For whatever reason—maybe because I was a newspaper reporter before law school, and in those days, reporters were supposed to be neutral and fair—I did not have an affinity for organizations. I never joined any women’s bar organization because I wanted to be judged as a lawyer, not as a woman lawyer.
Not every action, critique, or comment is due to gender bias. I have reminded myself of that very thing. If someone has a criticism of me, maybe it’s not because I am a woman but because I did or did not do something and it warrants a comment or criticism.
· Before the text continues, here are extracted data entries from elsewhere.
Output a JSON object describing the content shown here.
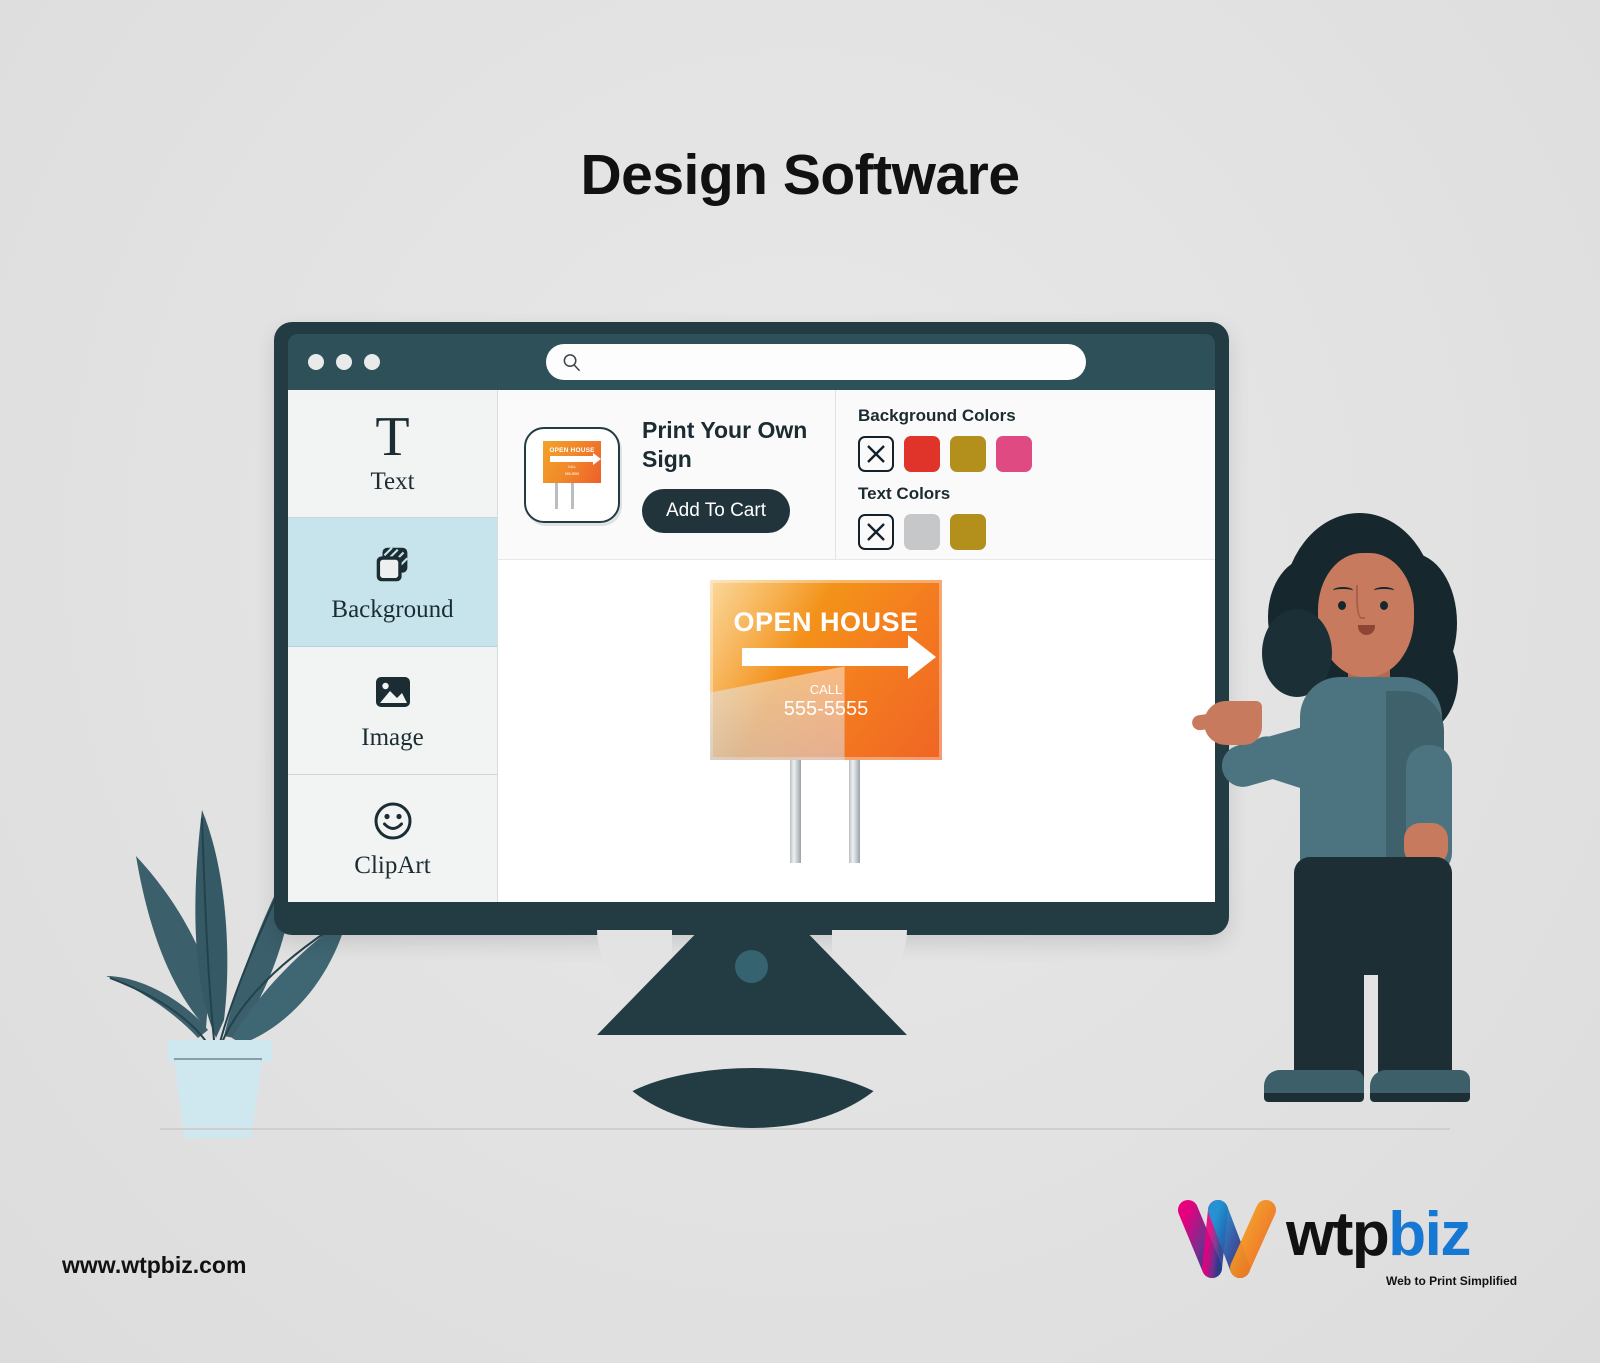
{
  "page": {
    "title": "Design Software",
    "background_color": "#e3e3e3"
  },
  "browser": {
    "titlebar_color": "#2d5059",
    "window_dots": [
      "dot-1",
      "dot-2",
      "dot-3"
    ],
    "search": {
      "icon": "search-icon",
      "value": "",
      "placeholder": ""
    }
  },
  "sidebar": {
    "items": [
      {
        "label": "Text",
        "icon": "text-T-icon",
        "active": false
      },
      {
        "label": "Background",
        "icon": "layers-icon",
        "active": true
      },
      {
        "label": "Image",
        "icon": "image-icon",
        "active": false
      },
      {
        "label": "ClipArt",
        "icon": "smiley-icon",
        "active": false
      }
    ],
    "active_color": "#c7e4ec"
  },
  "product": {
    "title": "Print Your Own Sign",
    "add_to_cart_label": "Add To Cart",
    "thumbnail": {
      "headline": "OPEN HOUSE",
      "call_label": "CALL",
      "phone": "555-5555"
    }
  },
  "colors_panel": {
    "background_label": "Background Colors",
    "background_swatches": [
      {
        "name": "none",
        "hex": "transparent"
      },
      {
        "name": "red",
        "hex": "#e0332a"
      },
      {
        "name": "gold",
        "hex": "#b38f1b"
      },
      {
        "name": "pink",
        "hex": "#e04a82"
      }
    ],
    "text_label": "Text Colors",
    "text_swatches": [
      {
        "name": "none",
        "hex": "transparent"
      },
      {
        "name": "silver",
        "hex": "#c6c7c8"
      },
      {
        "name": "gold",
        "hex": "#b38f1b"
      }
    ]
  },
  "canvas": {
    "sign": {
      "headline": "OPEN HOUSE",
      "call_label": "CALL",
      "phone": "555-5555",
      "gradient_from": "#f5a623",
      "gradient_to": "#ef6524",
      "arrow": "right-arrow-icon"
    }
  },
  "decor": {
    "plant": "potted-plant-illustration",
    "person": "woman-pointing-illustration"
  },
  "footer": {
    "url": "www.wtpbiz.com",
    "logo_primary": "wtp",
    "logo_secondary": "biz",
    "tagline": "Web to Print Simplified",
    "logo_accent": "#1778d4"
  }
}
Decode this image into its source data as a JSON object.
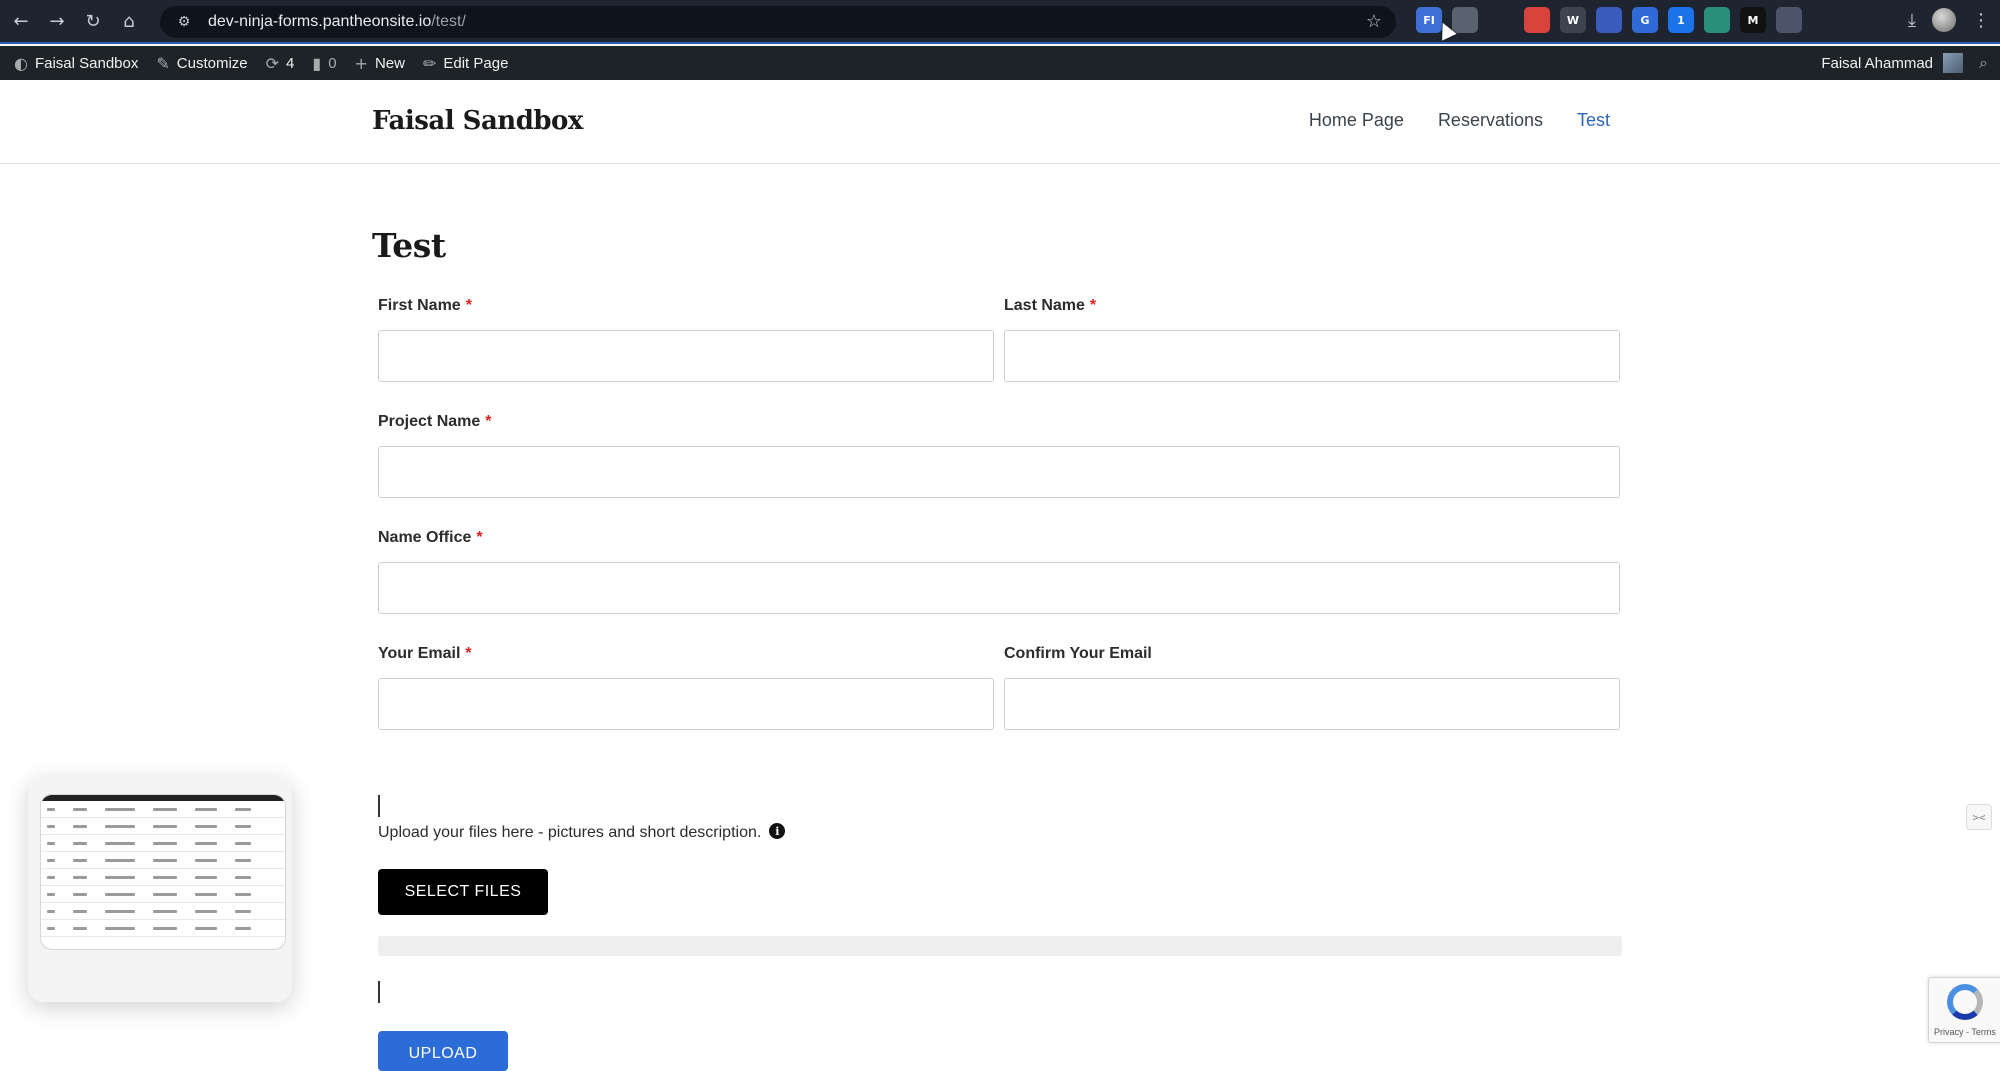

Some of the issues raised by these organizations seem antiquated. A few years ago, I was asked to be on a panel by a women’s bar organization, and I politely told them that I doubted very much they would want to hear what I have to say. But someone insisted, and I capitulated. The topic of the panel was “What to do when a man calls you ‘honey’?” Seriously????
I remarked during the panel discussion that, most of the time, if someone calls me “honey” I think they are trying to be nice, and if I feel otherwise, I either ignore the person or find a way to poke back. We needed a panel on this?
When the inevitable complaining about bias in the courtroom began, I said I disagreed. There are now so many women lawyers in the courtroom and many women judges that I thought this was sort of a cliché and it was time to find other things to discuss.
When I received my “thank-you” note from the person who put me on the panel, I was thanked for my “interesting point of view.”
I am part of a robust “good old girls” network. We refer each other business, and we lend a hand to one another both personally and professionally. But there is nothing formal about my gal pal organization. We have guy pals too.
Yes, there are fewer women equity partners than men, and there are fewer women judges than men, and women must grapple with family and children issues that don’t affect men in the same way. But it seems as though organizations that separate us by gender are ultimately not good things for women lawyers. We are part of a glorious profession, and we are increasingly well-represented in the areas that matter.
I’ve come a long way, baby, and so have you.